- Promotional poster
- Directed by: Kyle Hunt
- Screenplay by: Kyle Hunt; Thomas Goodrich;
- Based on: Hellstorm by Thomas Goodrich
- Produced by: Kyle Hunt
- Starring: Gerald Ausmeier; John DeNugent; Thomas Goodrich; Paul Hickman; Howard Holt; Margaret Huffsticker; Kyle Hunt; Sven Longshanks;
- Edited by: Kyle Hunt; Oscar Turner;
- Production company: Renegade
- Distributed by: Renegade
- Release date: 2015;
- Running time: 90 minutes
- Country: United States
- Language: English

= Hellstorm (film) =

2015 documentary film by Kyle Hunt

Hellstorm is a 2015 American neo-Nazi propaganda documentary film directed by American white nationalist Kyle Hunt. The film is based on the 2014 book Hellstorm: The Death Of Nazi Germany, 1944-1947 from author Thomas Goodrich, who co-wrote the film with Hunt. It aims to "expose" Allied war crimes committed against German noncombatants during World War II, albeit under a pro-Nazi Germany point of view which promotes the antisemitic conspiracy theory that Jews victimized the Germans.

== Film content ==
The majority of the documentary covers the Allied bombings of Germany during World War II, most notable Hamburg, Dresden, and Swinemünde.
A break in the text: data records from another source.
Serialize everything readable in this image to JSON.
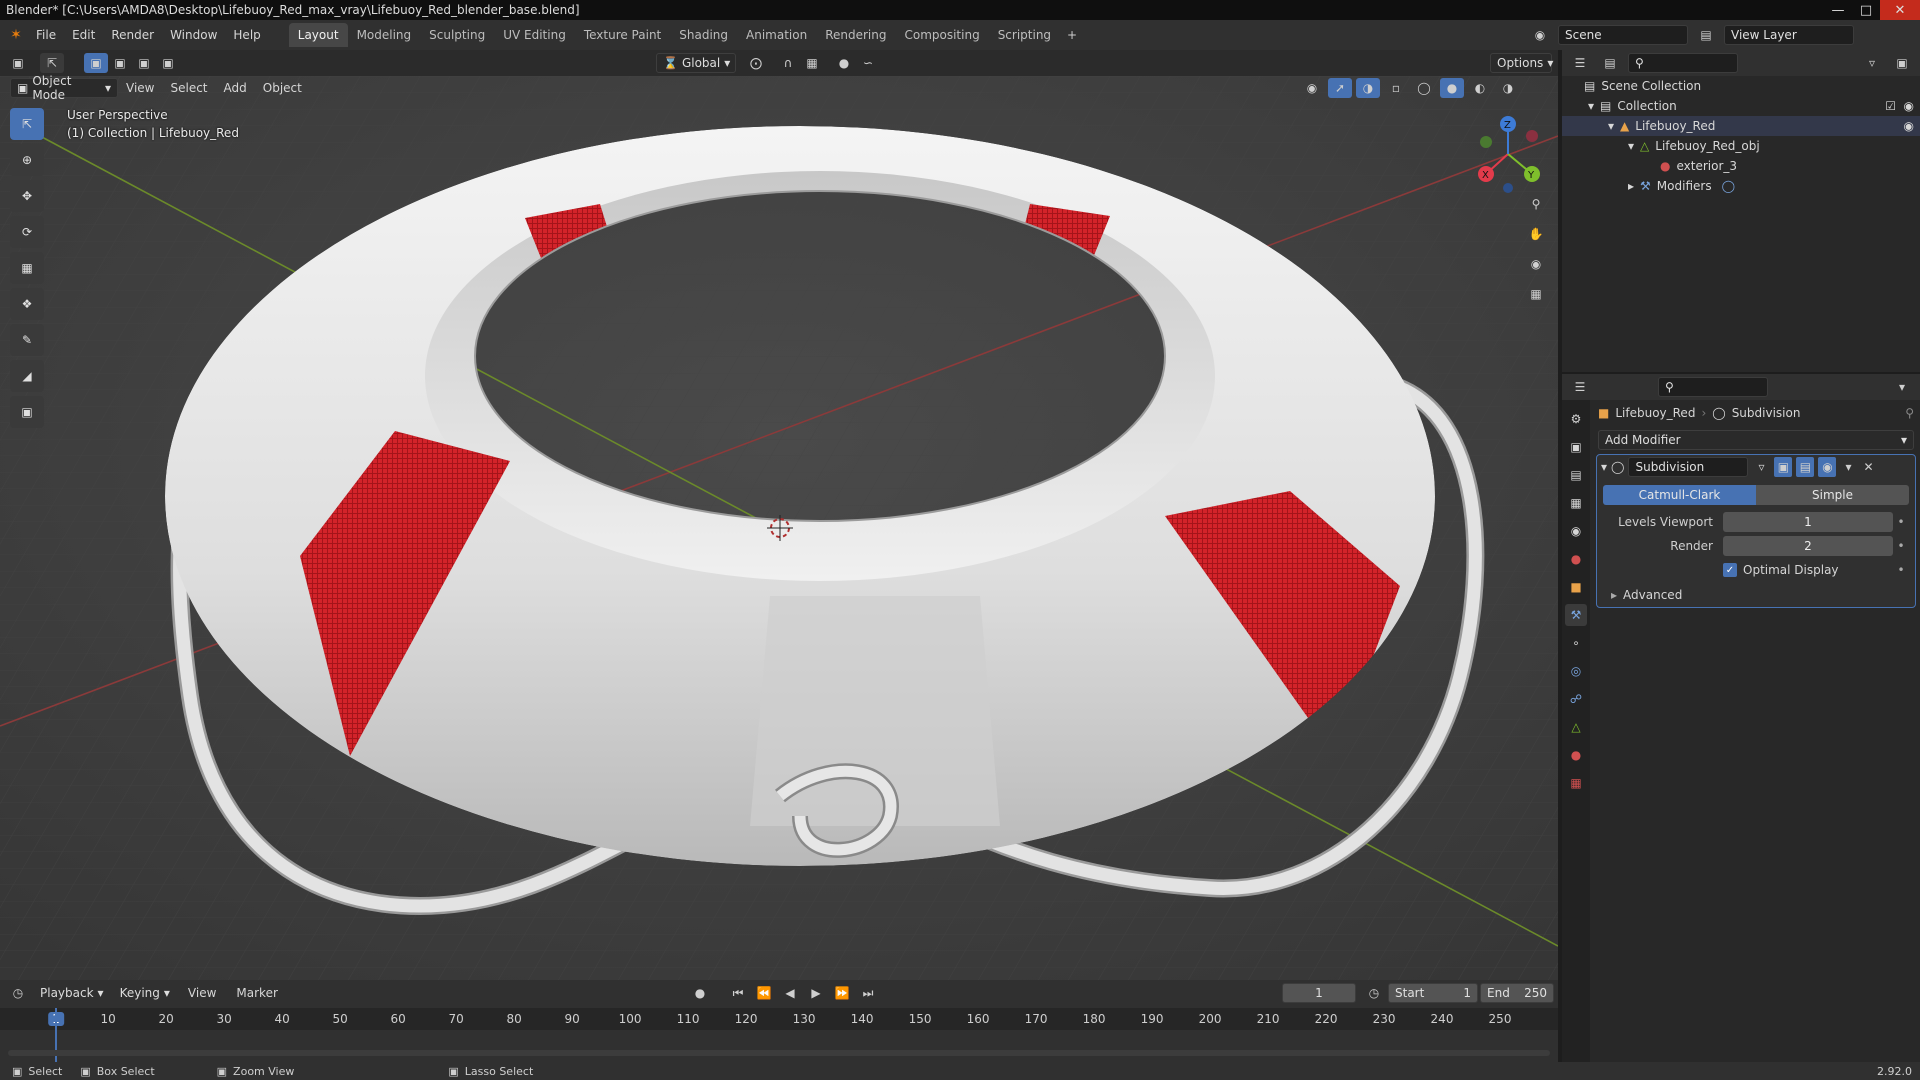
{
  "title": "Blender* [C:\\Users\\AMDA8\\Desktop\\Lifebuoy_Red_max_vray\\Lifebuoy_Red_blender_base.blend]",
  "menu": [
    "File",
    "Edit",
    "Render",
    "Window",
    "Help"
  ],
  "workspaces": [
    "Layout",
    "Modeling",
    "Sculpting",
    "UV Editing",
    "Texture Paint",
    "Shading",
    "Animation",
    "Rendering",
    "Compositing",
    "Scripting"
  ],
  "active_workspace": "Layout",
  "scene_name": "Scene",
  "view_layer": "View Layer",
  "viewport": {
    "mode": "Object Mode",
    "menus": [
      "View",
      "Select",
      "Add",
      "Object"
    ],
    "transform": "Global",
    "options": "Options",
    "perspective_label": "User Perspective",
    "collection_label": "(1) Collection | Lifebuoy_Red"
  },
  "gizmo": {
    "x": "X",
    "y": "Y",
    "z": "Z"
  },
  "outliner": {
    "rows": [
      {
        "label": "Scene Collection",
        "indent": 0
      },
      {
        "label": "Collection",
        "indent": 1
      },
      {
        "label": "Lifebuoy_Red",
        "indent": 2
      },
      {
        "label": "Lifebuoy_Red_obj",
        "indent": 3
      },
      {
        "label": "exterior_3",
        "indent": 4
      },
      {
        "label": "Modifiers",
        "indent": 3
      }
    ]
  },
  "properties": {
    "object": "Lifebuoy_Red",
    "modifier_crumb": "Subdivision",
    "add_modifier": "Add Modifier",
    "modifier_name": "Subdivision",
    "seg_a": "Catmull-Clark",
    "seg_b": "Simple",
    "levels_viewport_label": "Levels Viewport",
    "levels_viewport": "1",
    "render_label": "Render",
    "render": "2",
    "optimal_display": "Optimal Display",
    "advanced": "Advanced"
  },
  "timeline": {
    "menus": [
      "Playback",
      "Keying",
      "View",
      "Marker"
    ],
    "current_frame": "1",
    "start_label": "Start",
    "start": "1",
    "end_label": "End",
    "end": "250",
    "ticks": [
      "1",
      "10",
      "20",
      "30",
      "40",
      "50",
      "60",
      "70",
      "80",
      "90",
      "100",
      "110",
      "120",
      "130",
      "140",
      "150",
      "160",
      "170",
      "180",
      "190",
      "200",
      "210",
      "220",
      "230",
      "240",
      "250"
    ]
  },
  "status": {
    "select": "Select",
    "box_select": "Box Select",
    "zoom_view": "Zoom View",
    "lasso_select": "Lasso Select",
    "version": "2.92.0"
  },
  "colors": {
    "accent": "#4772b3",
    "buoy": "#e9e9e9",
    "band": "#d3232a"
  }
}
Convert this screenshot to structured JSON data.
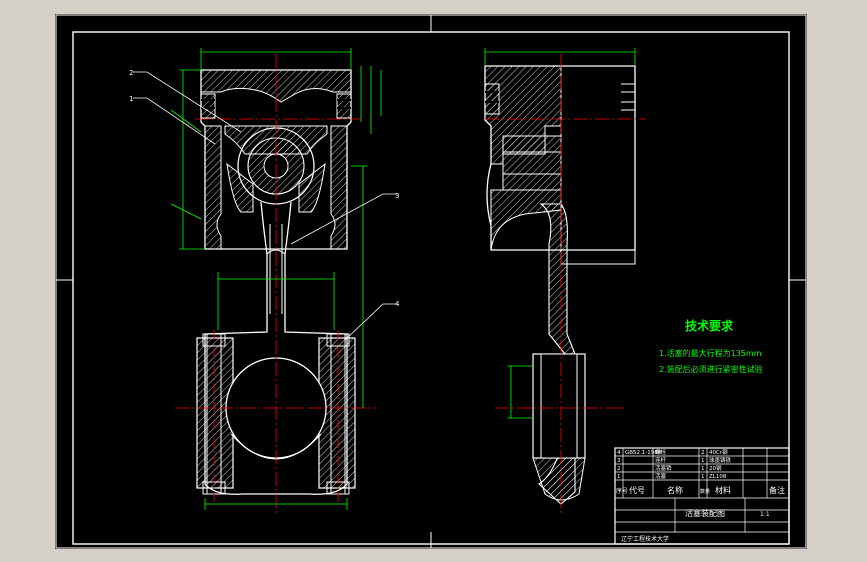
{
  "colors": {
    "background": "#d4d0c8",
    "sheet": "#000000",
    "frame": "#ffffff",
    "dimension": "#00ff00",
    "centerline": "#ff0000",
    "hatch": "#ffffff",
    "note_text": "#00ff00"
  },
  "tech_requirements": {
    "title": "技术要求",
    "items": [
      "1.活塞的最大行程为135mm",
      "2.装配后必须进行紧密性试验"
    ]
  },
  "balloons": [
    "2",
    "1",
    "3",
    "4"
  ],
  "title_block": {
    "parts": [
      {
        "no": "4",
        "code": "GB52.1-1988",
        "name": "螺栓",
        "qty": "2",
        "material": "40Cr钢"
      },
      {
        "no": "3",
        "code": "",
        "name": "连杆",
        "qty": "1",
        "material": "球墨铸铁"
      },
      {
        "no": "2",
        "code": "",
        "name": "活塞销",
        "qty": "1",
        "material": "20钢"
      },
      {
        "no": "1",
        "code": "",
        "name": "活塞",
        "qty": "1",
        "material": "ZL108"
      }
    ],
    "header": {
      "no": "序号",
      "code": "代号",
      "name": "名称",
      "qty": "数量",
      "material": "材料",
      "remark": "备注"
    },
    "drawing_title": "活塞装配图",
    "scale": "1:1",
    "school": "辽宁工程技术大学"
  }
}
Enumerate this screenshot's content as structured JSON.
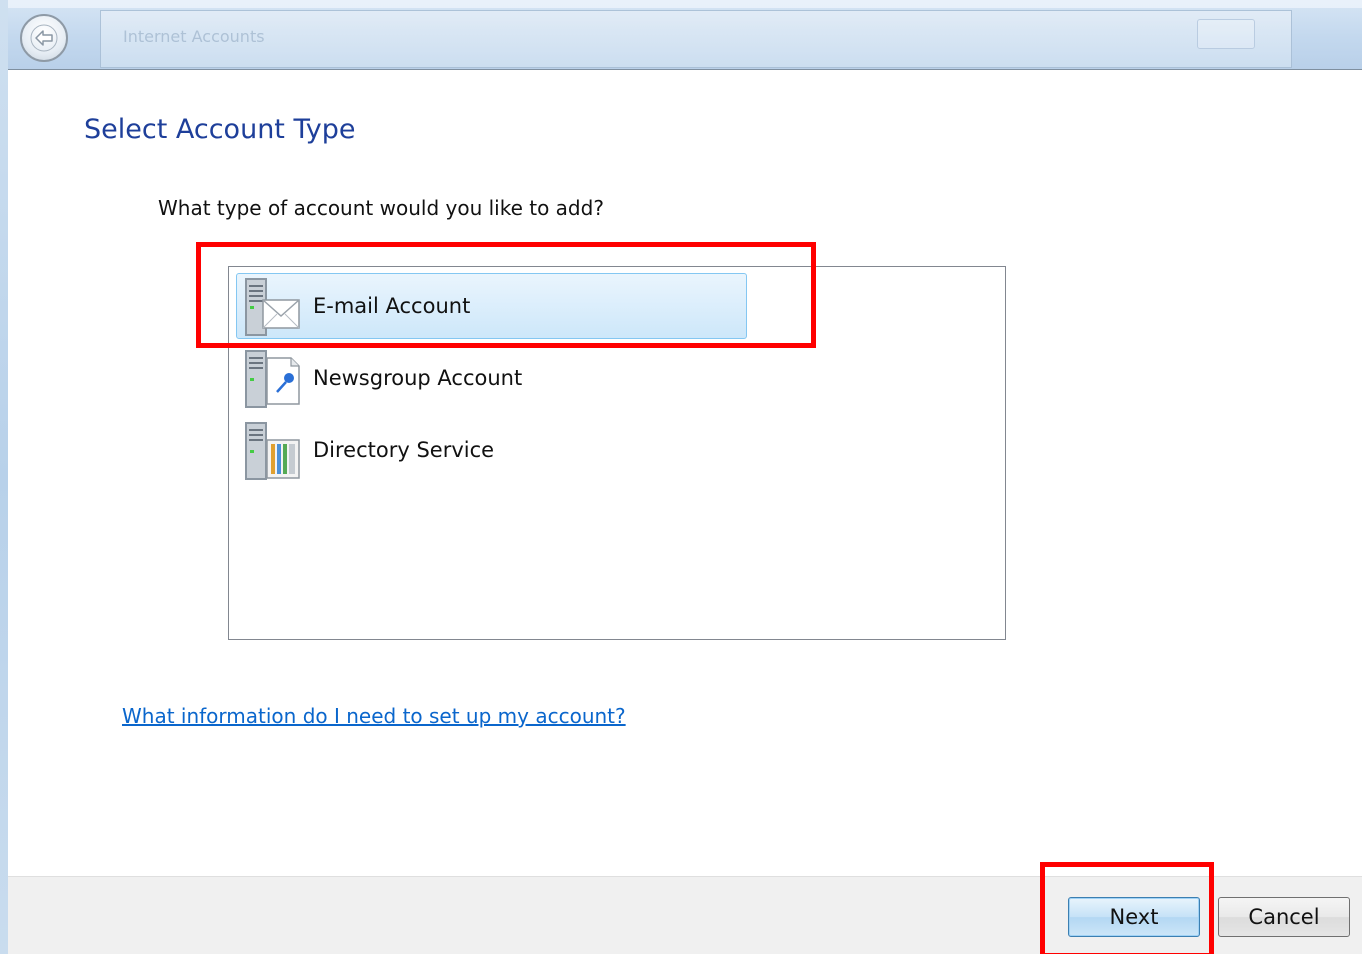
{
  "page": {
    "title": "Select Account Type",
    "question": "What type of account would you like to add?"
  },
  "window": {
    "title_faded": "Internet Accounts"
  },
  "accounts": [
    {
      "label": "E-mail Account",
      "icon": "email-server-icon",
      "selected": true
    },
    {
      "label": "Newsgroup Account",
      "icon": "newsgroup-server-icon",
      "selected": false
    },
    {
      "label": "Directory Service",
      "icon": "directory-server-icon",
      "selected": false
    }
  ],
  "help": {
    "link_text": "What information do I need to set up my account?"
  },
  "buttons": {
    "next": "Next",
    "cancel": "Cancel"
  },
  "colors": {
    "title": "#1e3f9a",
    "link": "#0a66cc",
    "selection_fill": "#cde7fa",
    "selection_border": "#84c7f2",
    "annotation": "#ff0000"
  }
}
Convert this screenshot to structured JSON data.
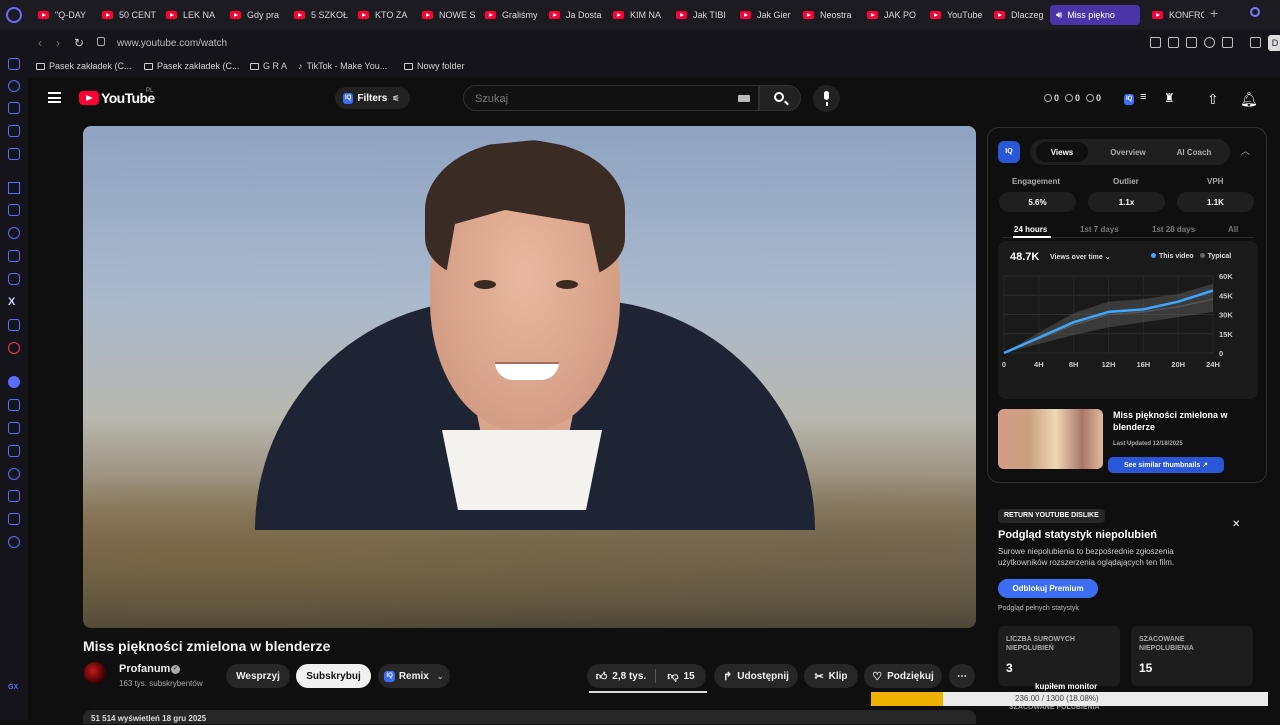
{
  "browser": {
    "tabs": [
      {
        "label": "\"Q-DAY",
        "icon": "youtube-icon"
      },
      {
        "label": "50 CENT",
        "icon": "youtube-icon"
      },
      {
        "label": "LEK NA",
        "icon": "youtube-icon"
      },
      {
        "label": "Gdy pra",
        "icon": "youtube-icon"
      },
      {
        "label": "5 SZKOŁ",
        "icon": "youtube-icon"
      },
      {
        "label": "KTO ZA",
        "icon": "youtube-icon"
      },
      {
        "label": "NOWE S",
        "icon": "youtube-icon"
      },
      {
        "label": "Graliśmy",
        "icon": "youtube-icon"
      },
      {
        "label": "Ja Dosta",
        "icon": "youtube-icon"
      },
      {
        "label": "KIM NA",
        "icon": "youtube-icon"
      },
      {
        "label": "Jak TIBI",
        "icon": "youtube-icon"
      },
      {
        "label": "Jak Gier",
        "icon": "youtube-icon"
      },
      {
        "label": "Neostra",
        "icon": "youtube-icon"
      },
      {
        "label": "JAK PO",
        "icon": "youtube-icon"
      },
      {
        "label": "YouTube",
        "icon": "youtube-icon"
      },
      {
        "label": "Dlaczeg",
        "icon": "youtube-icon"
      },
      {
        "label": "Miss piękno",
        "icon": "speaker-icon",
        "active": true
      },
      {
        "label": "KONFRO",
        "icon": "youtube-icon"
      }
    ],
    "url": "www.youtube.com/watch",
    "profile_initial": "D",
    "bookmarks": [
      {
        "label": "Pasek zakładek (C...",
        "icon": "folder-icon"
      },
      {
        "label": "Pasek zakładek (C...",
        "icon": "folder-icon"
      },
      {
        "label": "G R A",
        "icon": "folder-icon"
      },
      {
        "label": "TikTok - Make You...",
        "icon": "tiktok-icon"
      },
      {
        "label": "Nowy folder",
        "icon": "folder-icon"
      }
    ]
  },
  "header": {
    "logo_text": "YouTube",
    "region": "PL",
    "filters_label": "Filters",
    "search_placeholder": "Szukaj",
    "stats": [
      "0",
      "0",
      "0"
    ]
  },
  "video": {
    "title": "Miss piękności zmielona w blenderze",
    "channel": "Profanum",
    "subscribers": "163 tys. subskrybentów",
    "support_label": "Wesprzyj",
    "subscribe_label": "Subskrybuj",
    "remix_label": "Remix",
    "likes": "2,8 tys.",
    "dislikes": "15",
    "share_label": "Udostępnij",
    "clip_label": "Klip",
    "thanks_label": "Podziękuj",
    "meta": "51 514 wyświetleń  18 gru 2025"
  },
  "vidiq": {
    "tabs": [
      "Views",
      "Overview",
      "AI Coach"
    ],
    "active_tab": "Views",
    "metrics": [
      {
        "label": "Engagement",
        "value": "5.6%"
      },
      {
        "label": "Outlier",
        "value": "1.1x"
      },
      {
        "label": "VPH",
        "value": "1.1K"
      }
    ],
    "periods": [
      "24 hours",
      "1st 7 days",
      "1st 28 days",
      "All"
    ],
    "active_period": "24 hours",
    "views_total": "48.7K",
    "views_dropdown": "Views over time",
    "legend_this": "This video",
    "legend_typical": "Typical",
    "colors": {
      "this_video": "#3ea6ff",
      "typical": "#555555",
      "brand": "#2a56d8"
    },
    "thumbnail_title": "Miss piękności zmielona w blenderze",
    "thumbnail_date": "Last Updated 12/18/2025",
    "similar_label": "See similar thumbnails ↗"
  },
  "chart_data": {
    "type": "area",
    "x": [
      "0",
      "4H",
      "8H",
      "12H",
      "16H",
      "20H",
      "24H"
    ],
    "y_ticks": [
      "0",
      "15K",
      "30K",
      "45K",
      "60K"
    ],
    "ylim": [
      0,
      60000
    ],
    "series": [
      {
        "name": "This video",
        "values": [
          0,
          12000,
          24000,
          32000,
          34000,
          40000,
          48700
        ]
      },
      {
        "name": "Typical",
        "values": [
          0,
          11000,
          22000,
          30000,
          32000,
          36000,
          42000
        ]
      }
    ],
    "typical_band_low": [
      0,
      7000,
      14000,
      20000,
      24000,
      28000,
      32000
    ],
    "typical_band_high": [
      0,
      16000,
      31000,
      40000,
      42000,
      46000,
      54000
    ]
  },
  "ryd": {
    "badge": "RETURN YOUTUBE DISLIKE",
    "title": "Podgląd statystyk niepolubień",
    "description": "Surowe niepolubienia to bezpośrednie zgłoszenia użytkowników rozszerzenia oglądających ten film.",
    "premium_label": "Odblokuj Premium",
    "full_stats": "Podgląd pełnych statystyk",
    "cards": [
      {
        "label": "LICZBA SUROWYCH NIEPOLUBIEŃ",
        "value": "3"
      },
      {
        "label": "SZACOWANE NIEPOLUBIENIA",
        "value": "15"
      }
    ],
    "est_likes_label": "SZACOWANE POLUBIENIA"
  },
  "overlay": {
    "label": "kupiłem monitor",
    "progress_text": "236.00 / 1300 (18.08%)",
    "progress_fraction": 0.1808
  }
}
The focus of this coverage is on the number of civilian casualties during the bombing raids. The film has been criticized by the Southern Poverty Law Center (SPLC) for portraying Nazi Germany as the main victim of World War II. It depicts Allied war crimes and claims the Nazis had made Germany a happy and hopeful country. The beginning of the film overviews the state of Germany post WWI and covers the economic state of Germany prior to WWII.

Other historical events covered in the documentary are the sinking of the MV Wilhelm Gustloff, the killing of SS soldiers during the liberation of Dachau, and the designation of surrendered German soldiers as Disarmed Enemy Forces under General Dwight D. Eisenhower.